Le , Nissen et Lotter ont fait irruption au domicile de Lisa Lambert, où Teena se cachait. Ils ont ensuite tué tous les adultes présents dans la maison, y compris Teena, Lisa Lambert et Phillip DeVine.
Teena est enterrée au cimetière Lincoln Memorial, à Lincoln, dans le Nebraska[21].
Couverture médiatique
modifierLa couverture médiatique de la mort de Teena est quelque peu controversée. Certains chercheurs ont souligné les inexactitudes des adaptations cinématographiques ultérieures des événements ayant conduit au meurtre de Teena en 1993[22]. La couverture télévisée a également suscité des critiques, après que Norm MacDonald, membre de l'équipe de Saturday Night Live, a déclaré : « Certains téléspectateurs trouveront peut-être cela dur, mais je crois que tous ceux qui sont impliqués dans cette histoire devraient mourir. »[23],[24] lors du 400e épisode de l'émission, diffusé le . Ces propos ont été mal perçus par de nombreuses personnes des communautés trans et lesbiennes, qui les ont considérés comme incendiaires envers les personnes transmasculines[24].
La discrimination médicale de Robert Eads
modifierRobert Eads était un homme transgenre né en 1945 qui a entamé sa transition plus tard dans sa vie. On lui a déconseillé de subir une hystérectomie ou une ovariectomie. Après avoir souffert de fortes douleurs abdominales et consulté un médecin en urgence en 1996, on lui a diagnostiqué un cancer de l'ovaire[Lien 14]. Malgré ce diagnostic, plus de 20 médecins[Lien 15] ont refusé de le traiter, arguant que soigner un homme transgenre nuirait à la réputation de leur cabinet[Lien 14]. Lorsqu'il a finalement été admis au Medical College of Georgia en 1997, le cancer s'était métastasé, entraînant son décès en 1999 à l'âge de 54 ans[Lien 14]. Sa dernière année de vie a fait l'objet du documentaire Southern Comfort (2001)[Lien 15].

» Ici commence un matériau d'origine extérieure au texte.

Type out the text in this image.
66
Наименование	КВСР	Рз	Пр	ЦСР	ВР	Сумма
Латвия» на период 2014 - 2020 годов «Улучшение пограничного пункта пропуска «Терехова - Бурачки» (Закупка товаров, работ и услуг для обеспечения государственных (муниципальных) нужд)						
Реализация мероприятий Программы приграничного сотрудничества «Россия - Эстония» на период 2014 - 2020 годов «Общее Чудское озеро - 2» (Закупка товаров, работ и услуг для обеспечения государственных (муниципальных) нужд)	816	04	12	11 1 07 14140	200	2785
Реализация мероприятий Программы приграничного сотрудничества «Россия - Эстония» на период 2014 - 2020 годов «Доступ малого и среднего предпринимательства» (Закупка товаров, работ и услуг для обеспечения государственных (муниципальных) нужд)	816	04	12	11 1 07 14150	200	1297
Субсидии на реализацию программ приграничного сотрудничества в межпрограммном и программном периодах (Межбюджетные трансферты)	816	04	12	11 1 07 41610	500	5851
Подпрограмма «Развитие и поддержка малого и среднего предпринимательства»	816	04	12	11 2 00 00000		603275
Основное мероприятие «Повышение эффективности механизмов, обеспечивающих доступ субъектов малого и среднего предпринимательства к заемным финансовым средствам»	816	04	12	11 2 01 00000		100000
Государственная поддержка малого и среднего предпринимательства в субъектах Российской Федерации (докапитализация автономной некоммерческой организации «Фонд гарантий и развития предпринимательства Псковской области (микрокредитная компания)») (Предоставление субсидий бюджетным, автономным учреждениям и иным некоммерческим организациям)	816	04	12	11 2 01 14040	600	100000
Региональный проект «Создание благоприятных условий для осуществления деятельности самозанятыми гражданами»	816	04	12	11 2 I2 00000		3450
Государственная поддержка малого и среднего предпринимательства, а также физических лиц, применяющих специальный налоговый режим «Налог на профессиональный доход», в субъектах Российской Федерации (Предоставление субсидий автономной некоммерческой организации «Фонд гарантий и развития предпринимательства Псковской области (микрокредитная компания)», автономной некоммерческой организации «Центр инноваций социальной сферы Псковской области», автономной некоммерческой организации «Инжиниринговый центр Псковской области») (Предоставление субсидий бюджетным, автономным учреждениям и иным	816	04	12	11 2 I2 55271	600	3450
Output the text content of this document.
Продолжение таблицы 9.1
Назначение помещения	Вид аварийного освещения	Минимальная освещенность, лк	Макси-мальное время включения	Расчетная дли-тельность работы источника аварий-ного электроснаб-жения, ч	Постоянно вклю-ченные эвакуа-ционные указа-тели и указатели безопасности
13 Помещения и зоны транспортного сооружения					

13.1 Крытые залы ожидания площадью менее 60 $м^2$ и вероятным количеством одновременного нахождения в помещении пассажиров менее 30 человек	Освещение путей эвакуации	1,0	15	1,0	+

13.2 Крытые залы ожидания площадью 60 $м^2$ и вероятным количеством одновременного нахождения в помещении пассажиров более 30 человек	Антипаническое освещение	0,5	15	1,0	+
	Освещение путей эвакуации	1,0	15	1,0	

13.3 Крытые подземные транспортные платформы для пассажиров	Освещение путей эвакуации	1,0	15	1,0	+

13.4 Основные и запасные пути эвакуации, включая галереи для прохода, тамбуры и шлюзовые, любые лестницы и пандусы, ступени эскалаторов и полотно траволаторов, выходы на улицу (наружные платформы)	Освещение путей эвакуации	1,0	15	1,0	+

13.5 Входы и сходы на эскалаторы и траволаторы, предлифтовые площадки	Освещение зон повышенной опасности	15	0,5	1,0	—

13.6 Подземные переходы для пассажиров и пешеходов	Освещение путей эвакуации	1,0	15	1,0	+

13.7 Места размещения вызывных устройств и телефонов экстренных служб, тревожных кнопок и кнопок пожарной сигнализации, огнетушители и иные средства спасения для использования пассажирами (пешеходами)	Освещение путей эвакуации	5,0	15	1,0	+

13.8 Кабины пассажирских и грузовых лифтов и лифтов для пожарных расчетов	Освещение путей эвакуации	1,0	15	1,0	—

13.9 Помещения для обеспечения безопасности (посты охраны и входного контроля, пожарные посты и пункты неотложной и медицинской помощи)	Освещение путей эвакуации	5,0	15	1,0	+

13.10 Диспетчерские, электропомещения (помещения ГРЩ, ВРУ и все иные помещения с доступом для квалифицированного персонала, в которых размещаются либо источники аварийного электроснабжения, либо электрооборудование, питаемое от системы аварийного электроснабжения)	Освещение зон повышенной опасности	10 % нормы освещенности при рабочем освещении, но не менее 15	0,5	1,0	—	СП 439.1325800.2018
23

Abus envers les personnes transmasculines dans un centre de détention de l'ICE en Louisiane
modifierEntre 2023 et 2025, trois personnes transmasculines (Mario Garcia-Valenzuela, Kenia Campos-Flores et Monica Renteria-Gonzales) et une femme cisgenre queer anonyme (identifiée uniquement comme Jane Doe) ont subi des sévices, notamment du travail forcé, des agressions sexuelles, le refus de soins médicaux et l'isolement cellulaire, alors qu'elles étaient détenues au centre de détention de l'ICE de South Louisiana à Basile, en Louisiane[Presse 18],[Lien 16]. Une plainte déposée auprès du Département de la Sécurité intérieure des États-Unis allègue que l'ancien directeur adjoint, Manuel Reyes, a approché individuellement les détenus pour les recruter dans le cadre d'un « système de travail forcé nocturne non autorisé ciblant les personnes détenues transgenres et non conformes au genre »[Lien 16].
Dans le cadre de ce programme de travail, les détenus affirment avoir été contraints de déplacer de lourdes armoires et des parpaings, et d'utiliser des produits de nettoyage industriels sans équipement de protection individuelle[Presse 18]. Lorsque ces travaux ont entraîné des blessures, Reyes les a raillés en leur lançant des phrases comme : « Vous n'êtes pas des hommes ? Vous ne pouvez pas faire un travail d'homme ? »[Lien 17]. Ils étaient payés moins de 5 dollars par jour pour ce travail[Lien 17]. Les détenus ont été victimes d'agressions sexuelles répétées, de harcèlement et de traque[Lien 17]. En représailles de leurs témoignages, ils ont été privés de soins médicaux et de médicaments, et placés à l'isolement[Lien 16],[Lien 17].